A screenshot of Chrome DevTools showcasing how to expand nested levels recursively Now that we know what is wrong with the page, how do we locate the offending element(s)? First, we need to look at other layers in the layer hierarchy pane: any layer that is bigger horizontally (or vertically) than our #document layer is the likely suspect for triggering the Mobile Usability error of content being wider than screen. In my case, the header layer is extremely wide: 3200060 pixels wide, to be exact – so, something inside the header container is responsible for this. It is time to switch to the Elements view of DevTools and interrogate the DOM tree. To make the search easier, once I located the header container, I recursively expanded all children of that container.

A screenshot of Chrome DevTools with the Elements view focused on the header element This allows me to select the topmost container (in my case, it is “header”), select “Computed” tab to see the position and dimensions of the selected element, and then by pressing the down arrow key on my keyboard walk the tree until I find the offending element. We start with the “header” element and, as you can see from the screenshot, its dimensions are reasonable and are smaller than the dimensions of the “body” element which represents our document.

A screenshot of Chrome DevTools with the Element view focused on the offending element Basically, any child element of the “body” container should be equal or smaller than the dimensions of the “body” container. In some extreme cases, it would require one to do some tedious maths each time you move down the tree, but in most cases skimming through will reveal a standout element like the label element I stumbled upon.

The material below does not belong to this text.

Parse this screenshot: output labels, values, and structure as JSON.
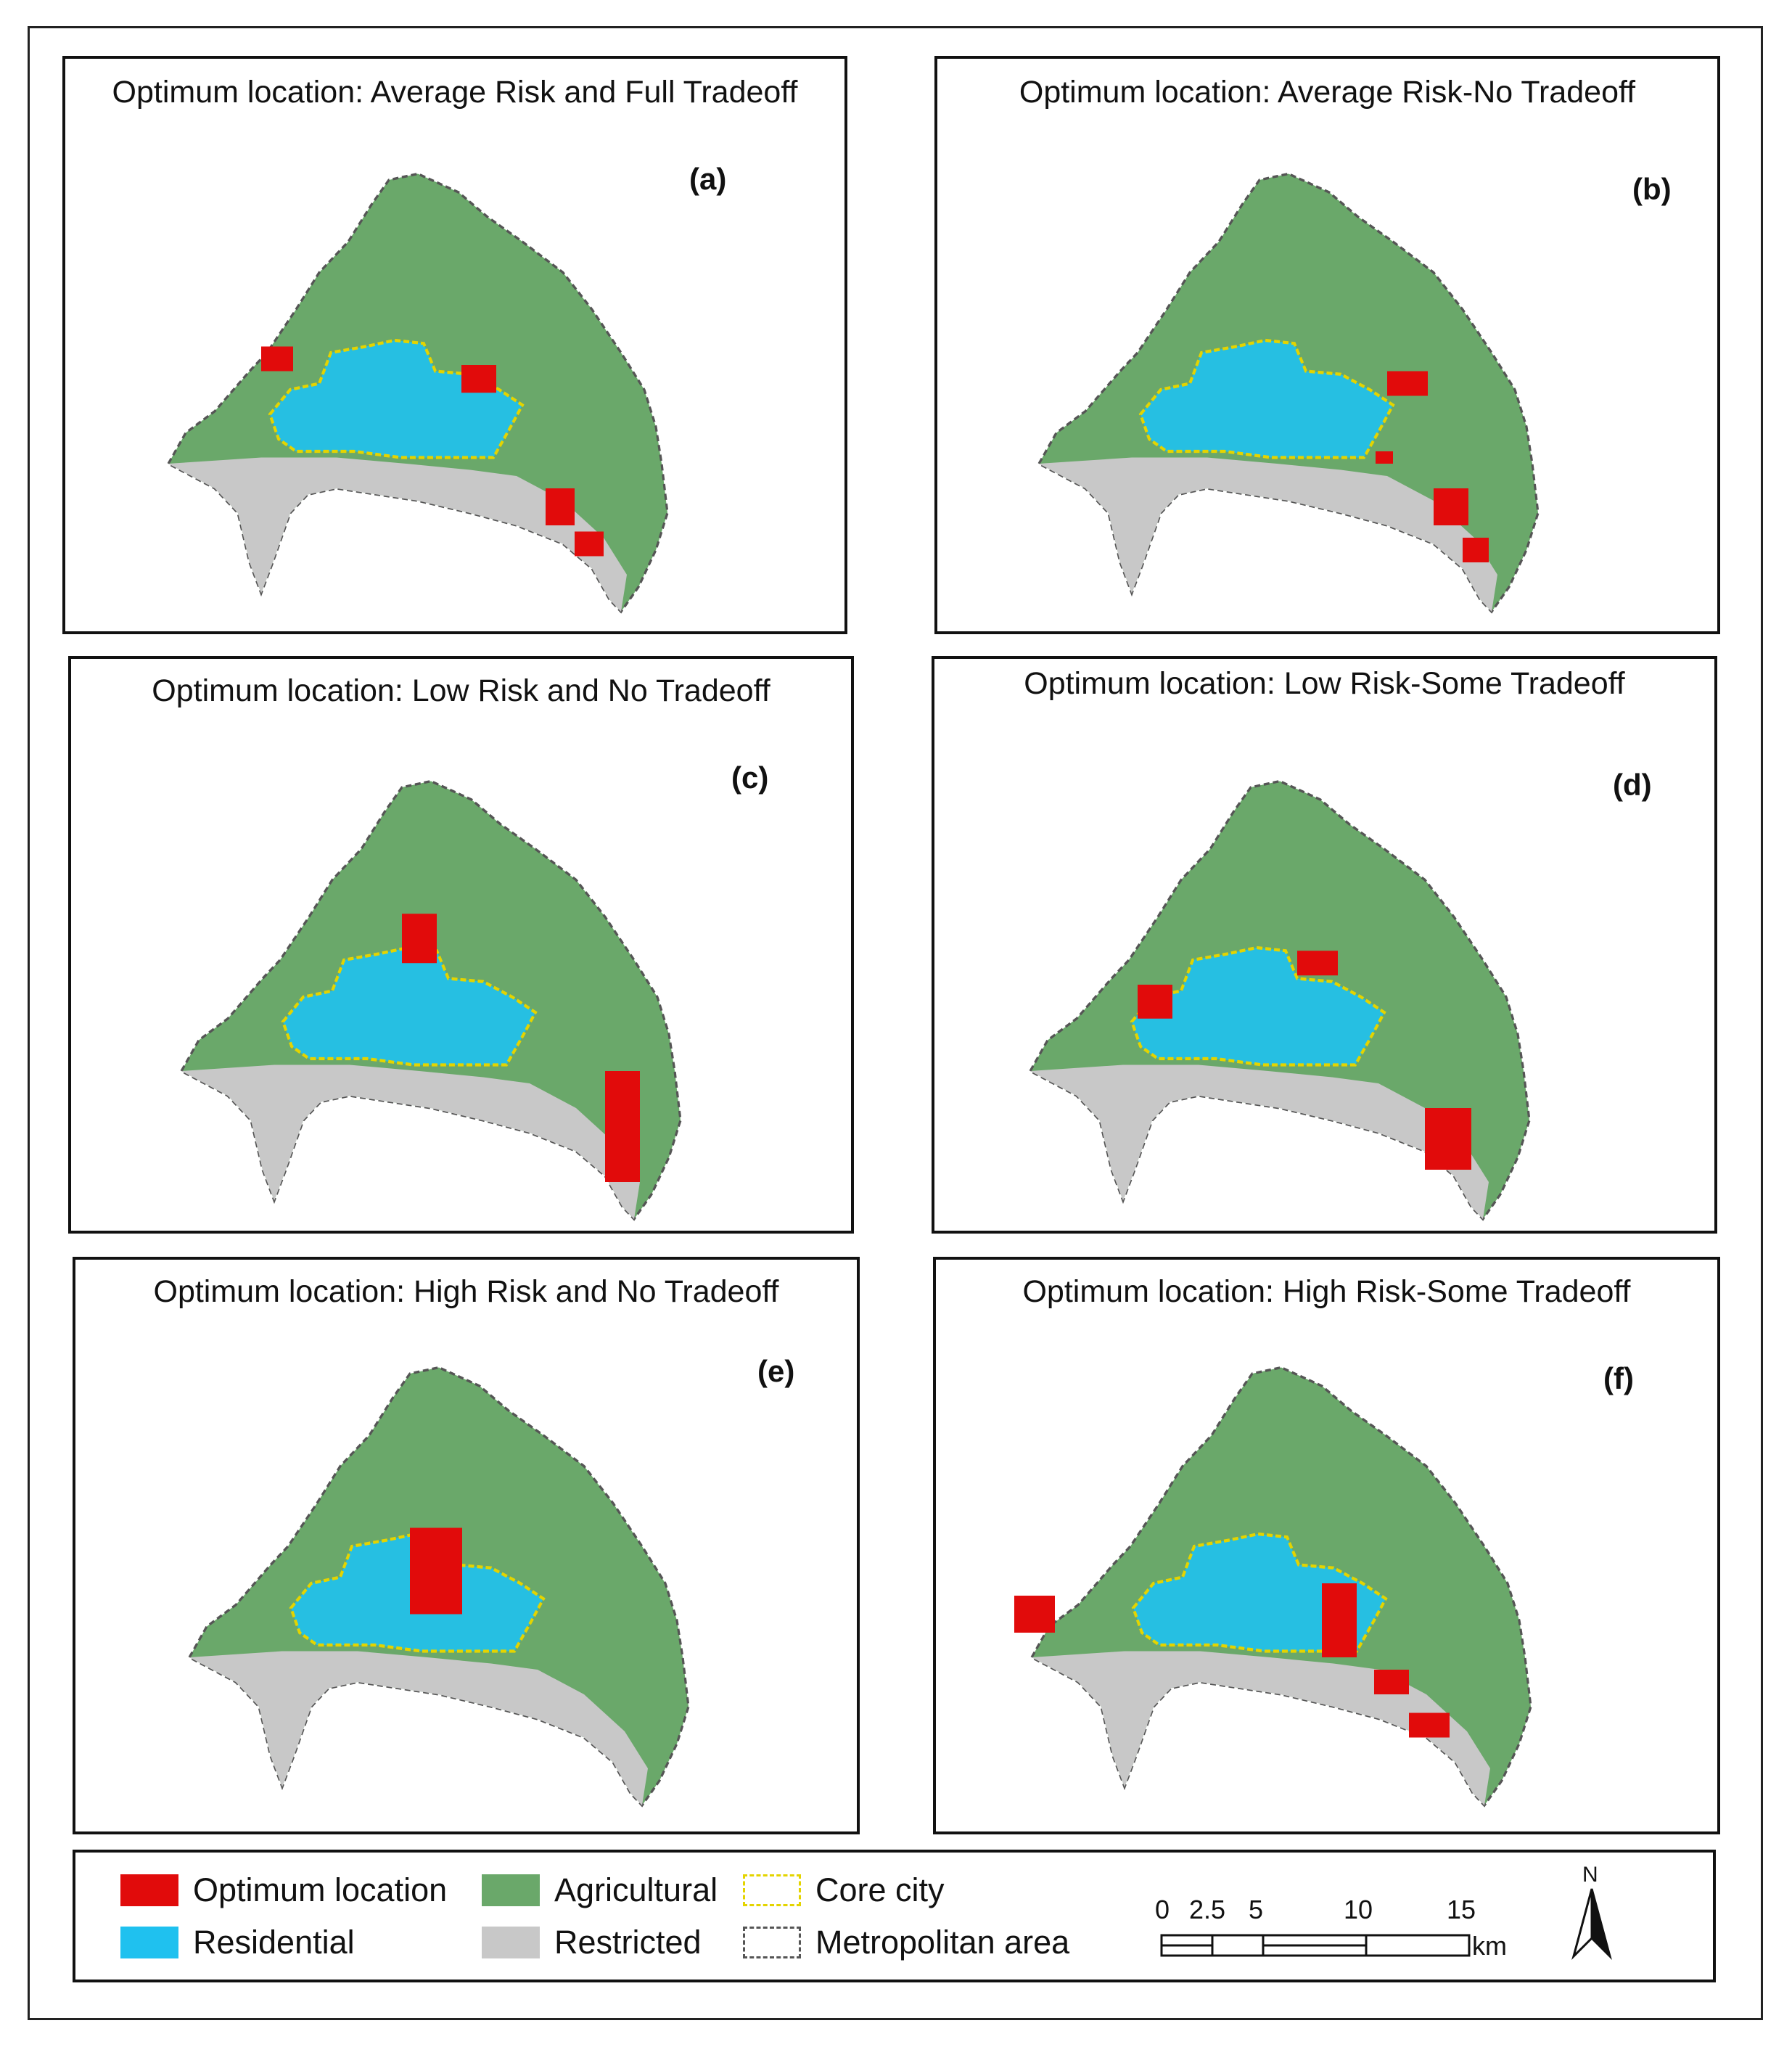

A screenshot of Chrome DevTools with the Styles view focused on the offending element Despite that the size of this label element is just 40 by 40 pixels, its position is way to the left (by 1599980 pixels, to be precise). To understand why this element behaves like this we need to switch to the “Styles” tab to look at the associated CSS rules for the offending element. Sure enough, after a bit of reading through the styles, I located the corresponding rule that was pushing the element to the far left side of the universe.

Once you find the offending element, you need to understand why it was implemented like that and what goal was pursued by the author. When this is clear, you should be able to come up with an appropriate fix addressing the Mobile Usability issue while preserving the intended behaviour of the element. In my case, the author was me and this particular element was part of the UI. Since my website is responsive and tries to cater for different audiences (including people who are using screen readers), I needed to hide some text from the visual audiences (they are fine with icons) and present textual label to people who are using assistive technology like screen readers. Unfortunately, I followed one of the articles I found on the web, which suggested to hide elements by pushing them off the screen. Therefore, my fix in this instance was to cut the overflowing label off using overflow: hidden and white-space: nowrap. I also used opacity: 0 for the “contextual” class, which was used by some static, non-interactive elements on the page.

I hope this small tutorial helped you to hunt down the source of your Google Search Console errors related to the content being outside the viewport.